Daily we waited word or sign—
They were our children, these
Who held the unsleeping battle-line
Beyond the haunted seas,
Who gave their golden unlived years
And that clear pathway trod
Lifting through sunset gates of fire
To the far tents of God.
Through trackless realms of unknown space
They wander, unafraid,
For nothing do they fear to face
In worlds that God has made.
Freed from the shattered bonds of earth
They meet their comrades free,
To share the service of the Lord
In truth and loyalty.
Elizabeth's wise admirals guard
Their dear-loved England's coast.
From Somme and Meuse no cannon barred
The Maid's undaunted host.
And still the Foreign Legion hears
In every desperate chance
Her children's crashing battle-cry—
“For France! For France! For France!”
The captains of the hosts of God
Know every man by name,
When from the torn and bleeding sod
Their spirits pass like flame.
The maid must wait her lover still,
The mother wait her son,—
For very love they may not leave
The task they have begun.
If secret plot of greed or fear
Shall bid the trumpets cease,
And bind the lands they held so dear
To base dishonored peace,
How shall their white battalions rest
Or sheathe the sword of light,—
The unbroken armies of our dead,
Who have not ceased to fight!


NOTES

PEIROL OF THE PIGEONS

The troubadour, minstrel and jongleur or joglar, were not the same in dignity.

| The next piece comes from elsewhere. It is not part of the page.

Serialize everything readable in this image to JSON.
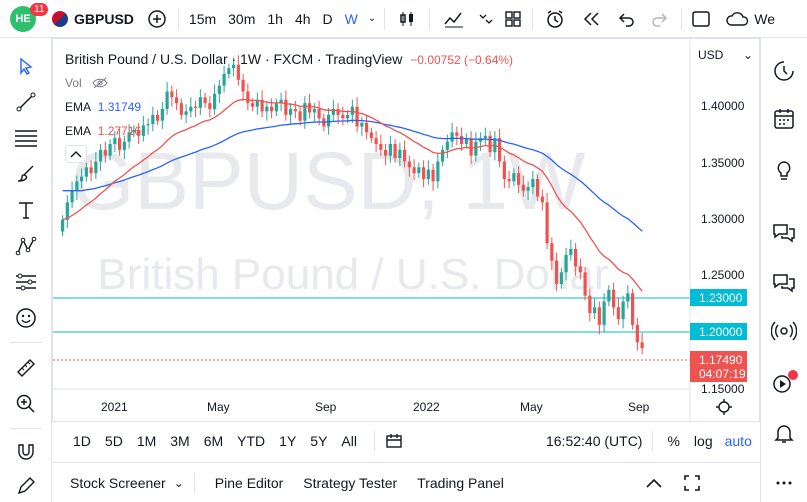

A troubadour or trouvere was a poet who sang his own compositions to his own music. A jongleur was a singer who was not a poet, though he might make songs. He corresponded more nearly to the modern vaudeville performer. The minstrel was something between the two.

THE TAPESTRY CHAMBER

Saint George was not formally adopted as the patron saint of England until some time after this.